Do post some photos of the machine when it is done Brian, NGM


----------



## desertfabworks (Jul 14, 2013)

I will be posting a lot of pictures I have decided to create a website that is dedicated the the build, my experiences and everything that I do and learn along the way. I'm still ordering components and getting things ready, so the website is just getting started. Its going to be at cncrouterbuild dot com.


----------



## kp91 (Sep 10, 2004)

http://www.magnate.net/index.cfm?event=showCategory&theID=23


----------



## neville9999 (Jul 22, 2010)

desertfabworks said:


> I will be posting a lot of pictures I have decided to create a website that is dedicated the the build, my experiences and everything that I do and learn along the way. I'm still ordering components and getting things ready, so the website is just getting started. Its going to be at cncrouterbuild dot com.

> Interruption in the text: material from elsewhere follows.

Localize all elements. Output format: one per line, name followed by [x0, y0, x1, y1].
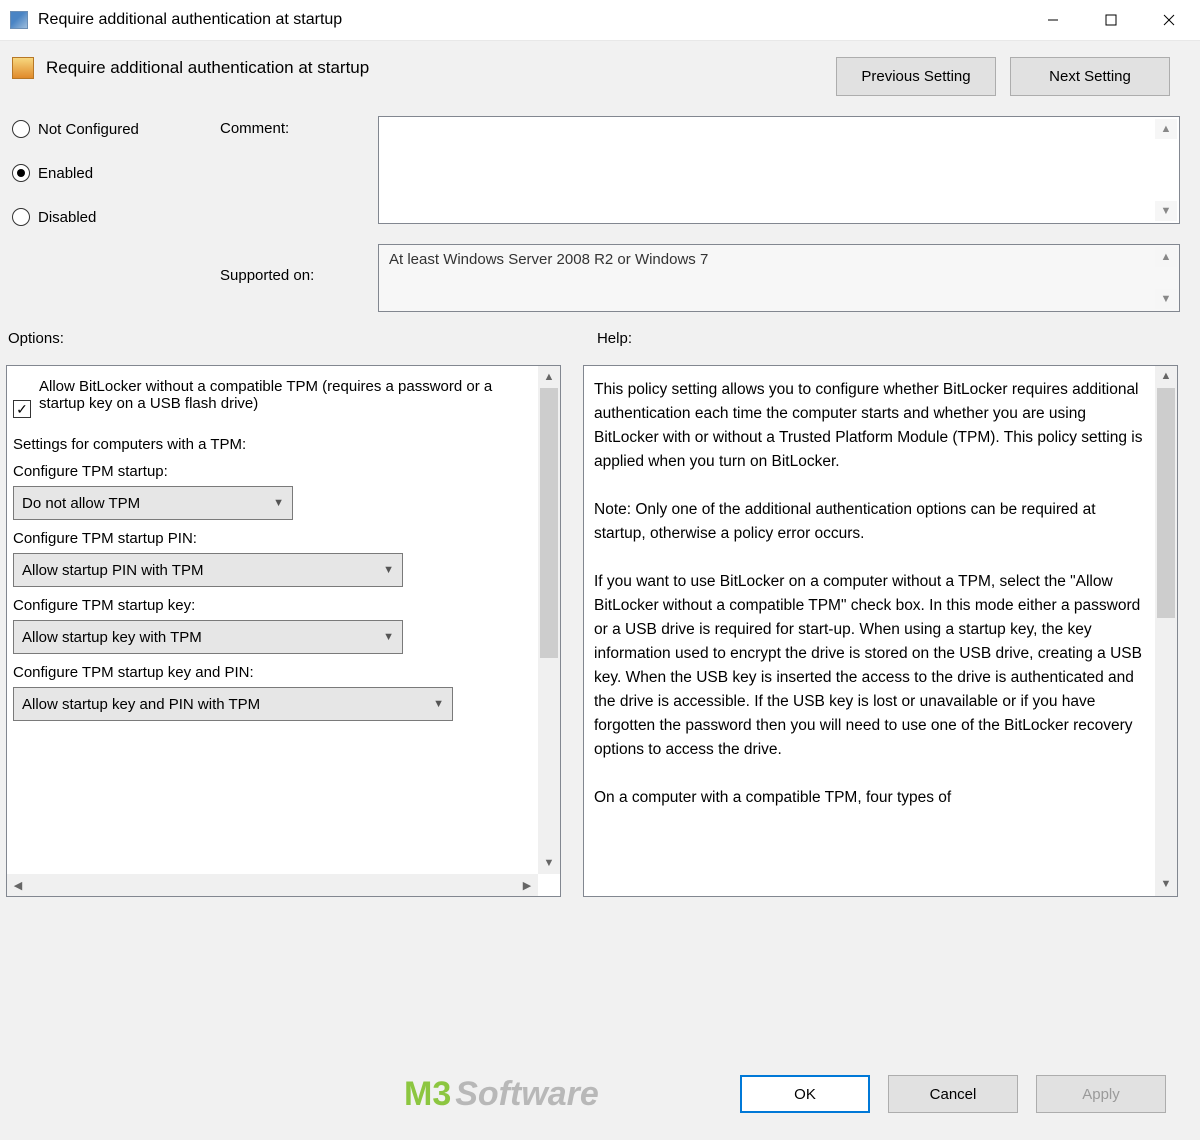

Thanks, I look forward to following the construction as something like that has to be documented. Neville


----------



## jamesmount (Aug 23, 2013)

*fd3238h nec floppy drive*

Hey ! Can you post some image's related to this question ? :moil:I think after seeing the image's, I will give advice.:nhl_checking:


----------



## jw2170 (Jan 24, 2008)

*Welcome.....*



jamesmount said:


> Hey ! Can you post some image's related to this question ? :moil:I think after seeing the image's, I will give advice.:nhl_checking:


Welcome to the forum, James.

If you could fill in a profile with your experience, tools and state, we should be able to help you.

I did not notice any question regarding a hard drive.


----------



## desertfabworks (Jul 14, 2013)

jamesmount said:


> Hey ! Can you post some image's related to this question ? :moil:I think after seeing the image's, I will give advice.:nhl_checking:


I created a new topic thread for the build and it has quite a few pictures more coming soon!

here is the link: http://www.routerforums.com/cnc-routing/42984-new-cnc-router-mill-build-project.html#post349765


----------



## fixtureman (Jul 5, 2012)

check out precise bits and look at their collets also 

Precision solid carbide tools for woodworking and metal forming.


----------



## jamesmount (Aug 23, 2013)

*fd3238h nec floppy drive*

thanks ! Nice thread with some picture. i will come back soon In your thread...:jester:


----------



## Gary Sheets (Oct 1, 2013)

Good luck with your new build. I think I will be watching your website.
I am very interested in the same.
best wishes,
Gary


----------



## desertfabworks (Jul 14, 2013)

Gary Sheets said:


> Good luck with your new build. I think I will be watching your website.
> I am very interested in the same.
> best wishes,
> Gary


Thank you, I hope to update the threads and the website with some new pictures shortly, life has been a little too busy.


----------